Everything has happened so fast, rookie Jeffrey Hammonds isn't quite sure what to make of it. Two months ago, he was touring the two-horse towns of the Double-A Eastern League and today he is enjoying the first stop on his first major-league road trip.
If Chicago is "the city of big shoulders," then Hammonds should fit right in. He already is carrying a lot on his, including the tremendous expectations that are sure to haunt him throughout the early years of his professional baseball career.
"My parents have always reminded me that nothing comes easy," he said the other day, perhaps to remind himself that his first week in the major leagues was a little too magical to take for granted.
He had two hits in his major-league debut to help the Orioles stage a six-run comeback against the New York Yankees. He had a home run and a double in his second game to prompt the first of what could be a career full of curtain calls at Camden Yards. He hit safely in his first six games to tie Chito Martinez's club record for hits in consecutive games at the start of a career. It may not be that easy, but Hammonds certainly is making it look that way.
How good is this guy? Good enough to put the front office on the spot later this week when starting left fielder Brady Anderson returns from the disabled list. Anderson is certain to return to the starting lineup, but Hammonds may not be returning to the minor leagues. If he stays, something will have to give.
Nobody wants to speculate about that yet, but there is a critical organizational decision to be made. The club seemed determined to keep Hammonds in the minor leagues for at least one full season, but that idea was abandoned 10 days ago when the decision was made to call him up. Though he would go back without complaint, the Orioles' lineup is not so deep that he is expendable.
How good is he? Good enough that when he was batting .421 with a home run and four RBI after five games, assistant general manager Frank Robinson insisted that "you haven't even seen the best part of his game yet."
The right choice
The Orioles have every right to be excited. They have done extremely well with their first picks in the amateur draft the past few years. Four of their five first-round choices from 1988 to 1992 -- Gregg Olson (1988), Ben McDonald (1989), Mike Mussina (1990) and Hammonds -- are on the 25-man major-league roster.

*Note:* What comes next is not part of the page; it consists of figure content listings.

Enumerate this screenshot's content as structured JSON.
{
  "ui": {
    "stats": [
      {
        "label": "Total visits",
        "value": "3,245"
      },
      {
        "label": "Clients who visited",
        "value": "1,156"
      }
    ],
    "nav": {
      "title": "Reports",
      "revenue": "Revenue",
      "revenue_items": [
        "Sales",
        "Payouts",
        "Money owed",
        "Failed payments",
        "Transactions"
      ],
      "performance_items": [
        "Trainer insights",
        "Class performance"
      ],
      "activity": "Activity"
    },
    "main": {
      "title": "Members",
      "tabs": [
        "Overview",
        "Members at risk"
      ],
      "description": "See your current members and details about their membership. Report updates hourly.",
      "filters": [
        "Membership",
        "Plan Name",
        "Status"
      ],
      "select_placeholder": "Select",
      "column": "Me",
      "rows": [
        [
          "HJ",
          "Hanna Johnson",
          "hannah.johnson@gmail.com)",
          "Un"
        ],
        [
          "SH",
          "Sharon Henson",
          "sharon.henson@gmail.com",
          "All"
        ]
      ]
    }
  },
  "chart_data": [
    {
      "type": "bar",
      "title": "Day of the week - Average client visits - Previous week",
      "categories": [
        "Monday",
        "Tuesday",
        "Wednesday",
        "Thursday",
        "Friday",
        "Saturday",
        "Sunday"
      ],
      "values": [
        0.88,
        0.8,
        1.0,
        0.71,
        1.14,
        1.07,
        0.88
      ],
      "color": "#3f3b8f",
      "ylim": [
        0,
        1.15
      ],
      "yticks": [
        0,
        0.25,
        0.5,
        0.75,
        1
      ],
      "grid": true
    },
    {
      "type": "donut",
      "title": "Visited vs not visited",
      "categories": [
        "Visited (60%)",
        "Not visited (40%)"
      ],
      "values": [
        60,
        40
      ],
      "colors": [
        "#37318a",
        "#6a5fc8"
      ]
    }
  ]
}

Hammonds is just the latest high-profile draftee to be tagged as a potential Hall of Famer in Baltimore, but manager Johnny Oates doesn't want the anticipation to get out of hand. He saw the way unrealistic expectations inhibited the development of McDonald. He would like to see Hammonds allowed to progress at a normal rate.

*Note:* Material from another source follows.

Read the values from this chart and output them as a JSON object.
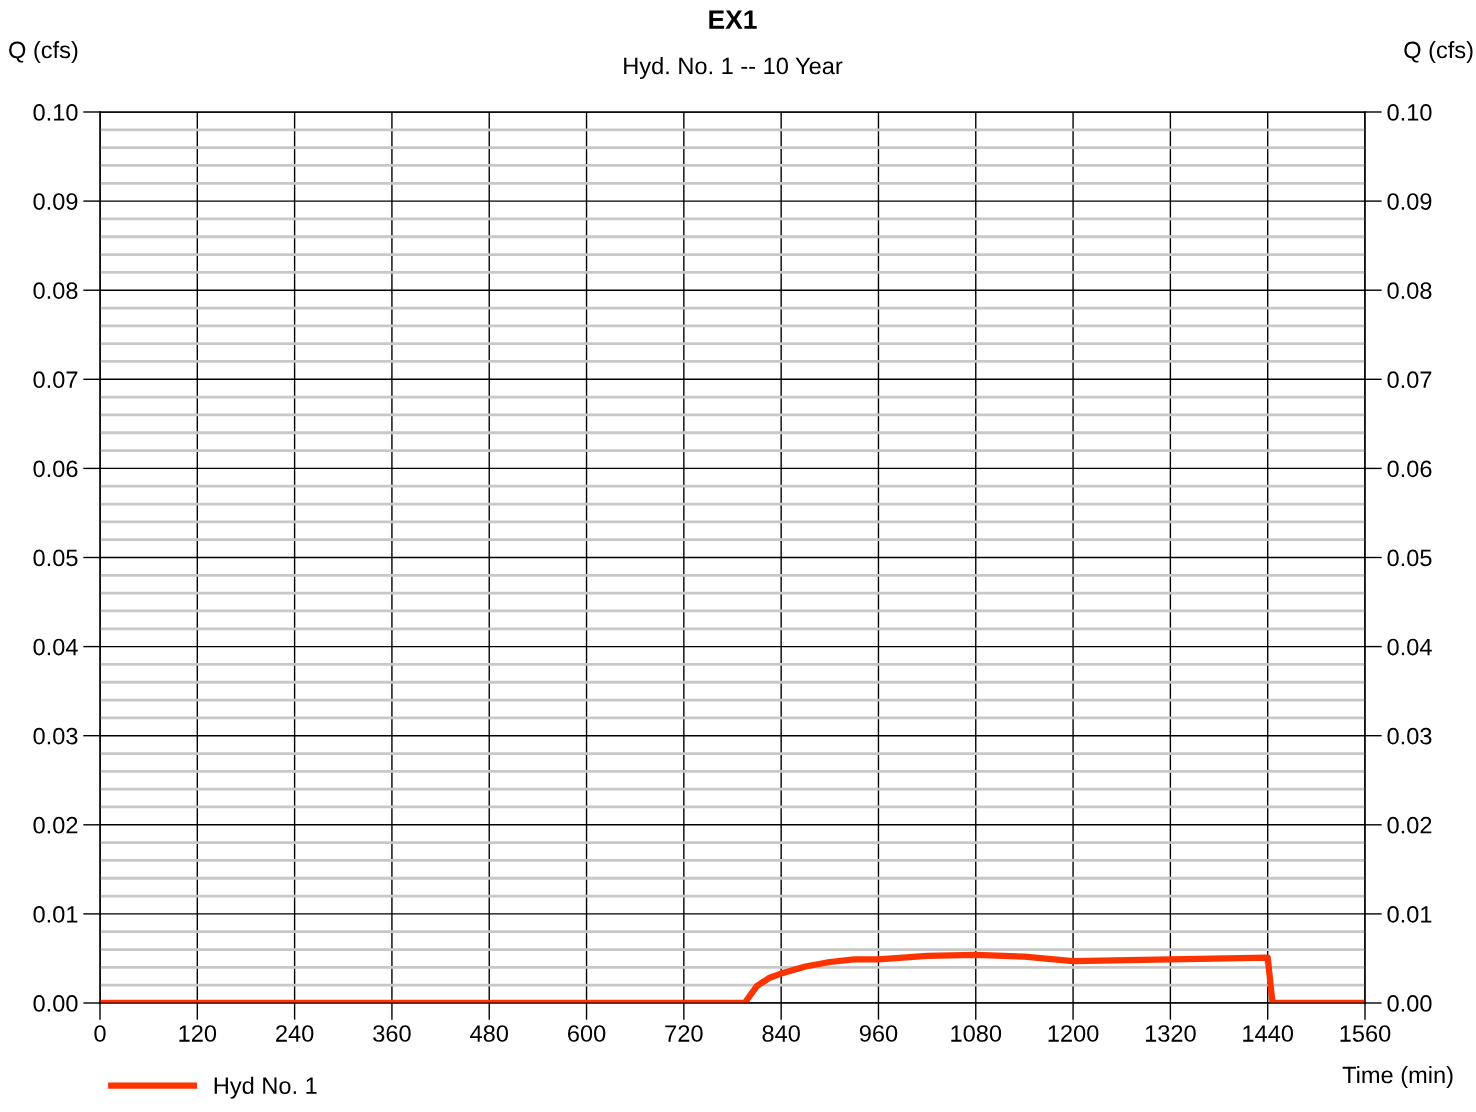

"You can say anything you want," Oates said, "but you don't have any collateral yet. So many people get carried away making predictions, but let's just sit back and enjoy him . . . let him play."

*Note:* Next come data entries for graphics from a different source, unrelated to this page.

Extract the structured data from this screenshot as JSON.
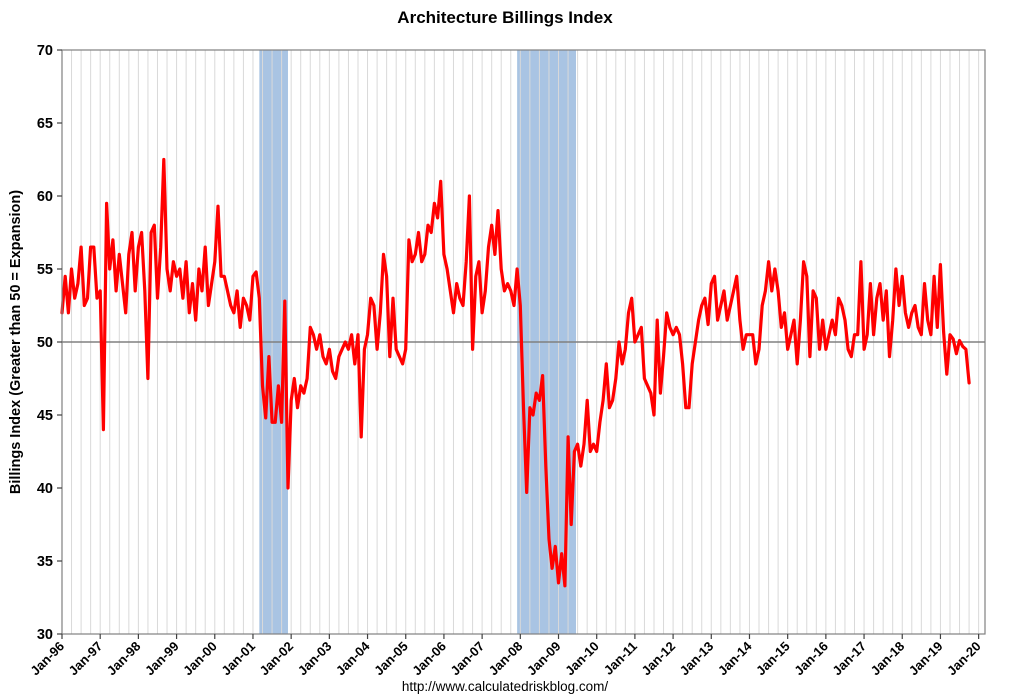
{
  "chart_data": {
    "type": "line",
    "title": "Architecture Billings Index",
    "ylabel": "Billings Index (Greater than 50 = Expansion)",
    "xlabel": "",
    "source": "http://www.calculatedriskblog.com/",
    "ylim": [
      30,
      70
    ],
    "y_ticks": [
      30,
      35,
      40,
      45,
      50,
      55,
      60,
      65,
      70
    ],
    "x_tick_labels": [
      "Jan-96",
      "Jan-97",
      "Jan-98",
      "Jan-99",
      "Jan-00",
      "Jan-01",
      "Jan-02",
      "Jan-03",
      "Jan-04",
      "Jan-05",
      "Jan-06",
      "Jan-07",
      "Jan-08",
      "Jan-09",
      "Jan-10",
      "Jan-11",
      "Jan-12",
      "Jan-13",
      "Jan-14",
      "Jan-15",
      "Jan-16",
      "Jan-17",
      "Jan-18",
      "Jan-19",
      "Jan-20"
    ],
    "x_start": "1996-01",
    "x_months_domain": [
      0,
      290
    ],
    "reference_line": 50,
    "reference_line_color": "#808080",
    "grid": {
      "vertical_every_months": 3,
      "color": "#d9d9d9"
    },
    "border_color": "#808080",
    "band_color": "#a9c4e3",
    "legend_position": "none",
    "recession_bands": [
      {
        "from_month": 62,
        "to_month": 71
      },
      {
        "from_month": 143,
        "to_month": 161.5
      }
    ],
    "series": [
      {
        "name": "Architecture Billings Index",
        "color": "#ff0000",
        "values": [
          52.0,
          54.5,
          52.0,
          55.0,
          53.0,
          54.0,
          56.5,
          52.5,
          53.0,
          56.5,
          56.5,
          53.0,
          53.5,
          44.0,
          59.5,
          55.0,
          57.0,
          53.5,
          56.0,
          54.0,
          52.0,
          56.0,
          57.5,
          53.5,
          56.5,
          57.5,
          53.5,
          47.5,
          57.5,
          58.0,
          53.0,
          56.5,
          62.5,
          55.0,
          53.5,
          55.5,
          54.5,
          55.0,
          53.0,
          55.5,
          52.0,
          54.0,
          51.5,
          55.0,
          53.5,
          56.5,
          52.5,
          54.0,
          55.5,
          59.3,
          54.5,
          54.5,
          53.5,
          52.5,
          52.0,
          53.5,
          51.0,
          53.0,
          52.5,
          51.5,
          54.5,
          54.8,
          53.0,
          47.0,
          44.8,
          49.0,
          44.5,
          44.5,
          47.0,
          44.5,
          52.8,
          40.0,
          46.0,
          47.5,
          45.5,
          47.0,
          46.5,
          47.5,
          51.0,
          50.5,
          49.5,
          50.5,
          49.0,
          48.5,
          49.5,
          48.0,
          47.5,
          49.0,
          49.5,
          50.0,
          49.5,
          50.5,
          48.5,
          50.5,
          43.5,
          49.5,
          50.5,
          53.0,
          52.5,
          49.5,
          52.0,
          56.0,
          54.5,
          49.0,
          53.0,
          49.5,
          49.0,
          48.5,
          49.5,
          57.0,
          55.5,
          56.0,
          57.5,
          55.5,
          56.0,
          58.0,
          57.5,
          59.5,
          58.5,
          61.0,
          56.0,
          55.0,
          53.5,
          52.0,
          54.0,
          53.0,
          52.5,
          55.5,
          60.0,
          49.5,
          54.5,
          55.5,
          52.0,
          53.5,
          56.5,
          58.0,
          56.0,
          59.0,
          55.0,
          53.5,
          54.0,
          53.5,
          52.5,
          55.0,
          52.5,
          45.5,
          39.7,
          45.5,
          45.0,
          46.5,
          46.0,
          47.7,
          41.5,
          36.5,
          34.5,
          36.0,
          33.5,
          35.5,
          33.3,
          43.5,
          37.5,
          42.5,
          43.0,
          41.5,
          43.0,
          46.0,
          42.5,
          43.0,
          42.5,
          44.5,
          46.0,
          48.5,
          45.5,
          46.0,
          47.5,
          50.0,
          48.5,
          49.5,
          52.0,
          53.0,
          50.0,
          50.5,
          51.0,
          47.5,
          47.0,
          46.5,
          45.0,
          51.5,
          46.5,
          49.0,
          52.0,
          51.0,
          50.5,
          51.0,
          50.5,
          48.5,
          45.5,
          45.5,
          48.5,
          50.0,
          51.5,
          52.5,
          53.0,
          51.2,
          54.0,
          54.5,
          51.5,
          52.5,
          53.5,
          51.5,
          52.5,
          53.5,
          54.5,
          51.5,
          49.5,
          50.5,
          50.5,
          50.5,
          48.5,
          49.5,
          52.5,
          53.5,
          55.5,
          53.5,
          55.0,
          53.5,
          51.0,
          52.0,
          49.5,
          50.5,
          51.5,
          48.5,
          51.5,
          55.5,
          54.5,
          49.0,
          53.5,
          53.0,
          49.5,
          51.5,
          49.5,
          50.5,
          51.5,
          50.5,
          53.0,
          52.5,
          51.5,
          49.5,
          49.0,
          50.5,
          50.5,
          55.5,
          49.5,
          50.5,
          54.0,
          50.5,
          53.0,
          54.0,
          51.5,
          53.5,
          49.0,
          51.5,
          55.0,
          52.5,
          54.5,
          52.0,
          51.0,
          52.0,
          52.5,
          51.0,
          50.5,
          54.0,
          51.5,
          50.5,
          54.5,
          51.0,
          55.3,
          50.7,
          47.8,
          50.5,
          50.2,
          49.2,
          50.1,
          49.7,
          49.5,
          47.2
        ]
      }
    ]
  }
}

That's exactly what the Orioles are doing. They called up Hammonds from Rochester when Anderson was forced onto the disabled list with a severe case of chickenpox. The move altered the chemistry of the lineup -- Harold Reynolds has moved into the leadoff spot and Hammonds has been batting ninth -- but it did not undo the club's offensive recovery.
Hammonds had six hits in his first three games, is hitting .382 with two homers and eight RBI after nine, and has filled in nicely for Anderson in left field. He had a three-run homer in last night's 9-6 win over the Chicago White Sox. He has generated excitement in the stands and in the front office, but his conservative manager is trying to keep a lid on the Hammonds hysteria.
"He looks very talented," Oates said. "When we scouted him, we graded him across the board as a plus player, but do you remember Steve Chilcott?"
Oates was playing the devil's advocate. Chilcott was the No. 1 selection in the 1966 June draft, but he never made it to the major leagues. The No. 2 pick that year did pretty well. His name was Reggie Jackson.
And the first shall be fourth
Hammonds was the fourth player in last year's draft, but he might have gone higher if the Houston Astros, Cleveland Indians and Montreal Expos -- the three teams choosing ahead of the Orioles -- had not been under the impression he would be difficult to get under contract.
No. 1 pick Phil Nevin was the College Player of the Year, but Hammonds was considered the best athlete in the draft and the market bore that out. He got the highest signing bonus of any 1992 draftee, signing for $975,000 after contract negotiations that were surprisingly quick and painless.
"I wasn't a tough sign," Hammonds says now. "I think a lot of people thought I was going to demand Brien Taylor money [$1.8 million as the top pick in 1991, by the New York Yankees], but we were just trying to get what was applicable to my situation."